Before today, more than 900 people had been charged in connection with the protests since mid-September, including about 700 arrested during the Oct. 1 bridge demonstration, according to police.
The demonstrators refer to themselves on signs and in slogans as “the 99 percent,” a reference to Nobel Prize- winning economist Joseph Stiglitz’s study showing the richest 1 percent control 40 percent of U.S. wealth.
Oakland police cleared a downtown encampment yesterday after a slaying on Nov. 10. Police in Portland evicted campers at Chapman and Lownsdale squares on Nov. 13 after two people suffered drug overdoses. Salt Lake City banned protesters from staying overnight at Pioneer Park on Nov. 11 after a person was found dead at the camp that morning.
“The people who originally founded the encampments are either no longer there or no longer in control,” Oakland Mayor Jean Quan said yesterday in a telephone interview. “In part of clearing the camp, we moved a lot of the homeless -- they were about half of the residents.”
Deaths, sexual assaults, drug dealing and theft in the tent cities threaten public safety, officials said. The camps have drawn the homeless, street youths and a criminal element, some officials said.
“In the past few days, the balance has tipped,” Portland Mayor Sam Adams said in a Nov. 10 statement. “We have experienced two very serious drug overdoses, where individuals required immediate resuscitation in the camp.”
Homeless Population
When protesters began camping in Portland on Oct. 6, “the groups that day were people who have been committed to the movement,” Sergeant Pete Simpson, a spokesman for the Portland Police Bureau, said yesterday in a telephone interview. “Then those people started leaving and the homeless population and street youth began moving in.”

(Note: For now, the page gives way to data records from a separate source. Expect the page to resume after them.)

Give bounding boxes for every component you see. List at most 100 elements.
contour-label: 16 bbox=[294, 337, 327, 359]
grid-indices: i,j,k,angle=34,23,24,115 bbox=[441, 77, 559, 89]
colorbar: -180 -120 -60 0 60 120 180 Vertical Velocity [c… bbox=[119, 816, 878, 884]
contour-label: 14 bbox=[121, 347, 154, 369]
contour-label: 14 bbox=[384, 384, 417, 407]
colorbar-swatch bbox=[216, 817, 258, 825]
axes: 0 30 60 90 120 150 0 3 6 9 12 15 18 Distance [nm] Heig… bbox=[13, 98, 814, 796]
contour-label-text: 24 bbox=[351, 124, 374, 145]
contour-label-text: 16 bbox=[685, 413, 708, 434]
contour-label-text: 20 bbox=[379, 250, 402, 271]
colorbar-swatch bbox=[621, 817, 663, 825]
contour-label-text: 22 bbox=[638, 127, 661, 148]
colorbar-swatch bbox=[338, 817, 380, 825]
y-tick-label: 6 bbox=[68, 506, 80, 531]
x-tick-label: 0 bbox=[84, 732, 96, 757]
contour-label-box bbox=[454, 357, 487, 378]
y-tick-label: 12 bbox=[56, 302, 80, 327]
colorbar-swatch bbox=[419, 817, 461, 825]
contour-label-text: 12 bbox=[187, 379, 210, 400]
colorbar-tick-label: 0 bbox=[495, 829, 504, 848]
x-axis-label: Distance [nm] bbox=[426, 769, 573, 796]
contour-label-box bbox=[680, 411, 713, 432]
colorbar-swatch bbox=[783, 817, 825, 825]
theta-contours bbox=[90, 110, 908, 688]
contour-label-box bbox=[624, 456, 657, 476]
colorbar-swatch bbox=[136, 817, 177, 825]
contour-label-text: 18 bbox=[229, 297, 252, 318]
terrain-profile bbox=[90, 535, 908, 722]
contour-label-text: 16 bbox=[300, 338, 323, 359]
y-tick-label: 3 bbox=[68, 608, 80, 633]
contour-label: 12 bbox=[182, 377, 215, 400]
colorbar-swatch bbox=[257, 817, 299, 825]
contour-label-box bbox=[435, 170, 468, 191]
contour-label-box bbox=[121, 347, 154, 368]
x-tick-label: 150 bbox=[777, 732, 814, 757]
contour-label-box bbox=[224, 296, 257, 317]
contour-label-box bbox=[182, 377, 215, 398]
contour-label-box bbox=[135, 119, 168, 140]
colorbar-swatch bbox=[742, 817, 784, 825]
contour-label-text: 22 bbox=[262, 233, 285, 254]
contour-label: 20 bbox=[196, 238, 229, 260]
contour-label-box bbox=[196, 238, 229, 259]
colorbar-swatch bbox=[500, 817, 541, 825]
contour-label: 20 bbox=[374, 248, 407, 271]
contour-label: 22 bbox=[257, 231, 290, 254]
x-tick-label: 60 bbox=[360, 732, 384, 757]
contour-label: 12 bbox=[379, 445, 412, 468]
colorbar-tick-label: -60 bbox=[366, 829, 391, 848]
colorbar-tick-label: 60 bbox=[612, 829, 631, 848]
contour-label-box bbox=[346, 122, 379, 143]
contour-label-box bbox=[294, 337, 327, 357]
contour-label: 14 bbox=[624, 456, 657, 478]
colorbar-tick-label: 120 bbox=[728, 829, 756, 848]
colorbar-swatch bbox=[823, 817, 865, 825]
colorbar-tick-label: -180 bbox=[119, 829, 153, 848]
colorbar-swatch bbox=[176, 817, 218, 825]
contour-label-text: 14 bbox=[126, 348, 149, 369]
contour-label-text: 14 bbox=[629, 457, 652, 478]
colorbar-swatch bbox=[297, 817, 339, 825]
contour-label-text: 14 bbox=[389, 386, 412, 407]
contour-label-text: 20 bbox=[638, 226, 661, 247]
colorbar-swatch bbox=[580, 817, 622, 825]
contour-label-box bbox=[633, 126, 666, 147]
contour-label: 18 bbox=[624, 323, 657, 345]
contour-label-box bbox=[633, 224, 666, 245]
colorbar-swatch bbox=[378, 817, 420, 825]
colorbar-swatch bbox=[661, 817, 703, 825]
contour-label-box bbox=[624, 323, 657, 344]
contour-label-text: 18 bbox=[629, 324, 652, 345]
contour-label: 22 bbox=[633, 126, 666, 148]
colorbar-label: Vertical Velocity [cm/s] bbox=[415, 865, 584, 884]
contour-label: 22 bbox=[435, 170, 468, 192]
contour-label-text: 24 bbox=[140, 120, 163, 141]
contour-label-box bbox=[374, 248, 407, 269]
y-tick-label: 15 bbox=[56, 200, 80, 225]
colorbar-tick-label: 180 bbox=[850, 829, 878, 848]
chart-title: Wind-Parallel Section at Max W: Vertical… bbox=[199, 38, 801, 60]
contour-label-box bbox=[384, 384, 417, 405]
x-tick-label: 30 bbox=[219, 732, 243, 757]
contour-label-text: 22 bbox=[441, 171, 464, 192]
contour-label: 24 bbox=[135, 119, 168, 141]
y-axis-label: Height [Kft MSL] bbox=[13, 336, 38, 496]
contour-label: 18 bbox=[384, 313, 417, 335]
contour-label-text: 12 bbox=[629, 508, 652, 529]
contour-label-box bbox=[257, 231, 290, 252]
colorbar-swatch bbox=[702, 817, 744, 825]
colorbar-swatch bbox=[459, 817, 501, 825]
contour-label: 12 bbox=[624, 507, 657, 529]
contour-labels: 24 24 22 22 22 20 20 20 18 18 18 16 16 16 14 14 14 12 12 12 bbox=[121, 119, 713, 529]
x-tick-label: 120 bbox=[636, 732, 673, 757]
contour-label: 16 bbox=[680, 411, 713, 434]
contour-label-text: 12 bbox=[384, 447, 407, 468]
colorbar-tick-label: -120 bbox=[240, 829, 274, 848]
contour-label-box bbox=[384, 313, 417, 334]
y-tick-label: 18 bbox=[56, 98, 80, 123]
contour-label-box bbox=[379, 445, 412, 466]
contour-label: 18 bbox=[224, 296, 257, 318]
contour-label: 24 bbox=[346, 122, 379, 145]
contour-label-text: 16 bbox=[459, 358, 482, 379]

The camps have cropped up in cities nationwide to protest economic disparity. Demonstrators decry high foreclosures and unemployment rates that plague average Americans while large bonuses were issued by U.S. banks after they accepted a taxpayer-funded bailout.
In Philadelphia, Mayor Michael Nutter said on Nov. 13 that the city “must re-evaluate” its dealings with Occupy Philly after numerous reports of thefts and assaults at the group’s tent city on Dilworth Plaza outside City Hall. Since Oct. 6, emergency medical services have made 15 runs to the camp and a woman reported a rape Nov. 12, he said at a news briefing. Nutter said he’s asked for additional police in the area.
Many of the initial leaders that the city dealt with have since left and the group is fractured, Nutter said. The mayor said he wants to avoid confrontation with the movement and agrees with them on issues such as unemployment, poverty and bank lending.
“Now we’re at a critical point where we must re-evaluate our entire relationship with this very changed group,” he said.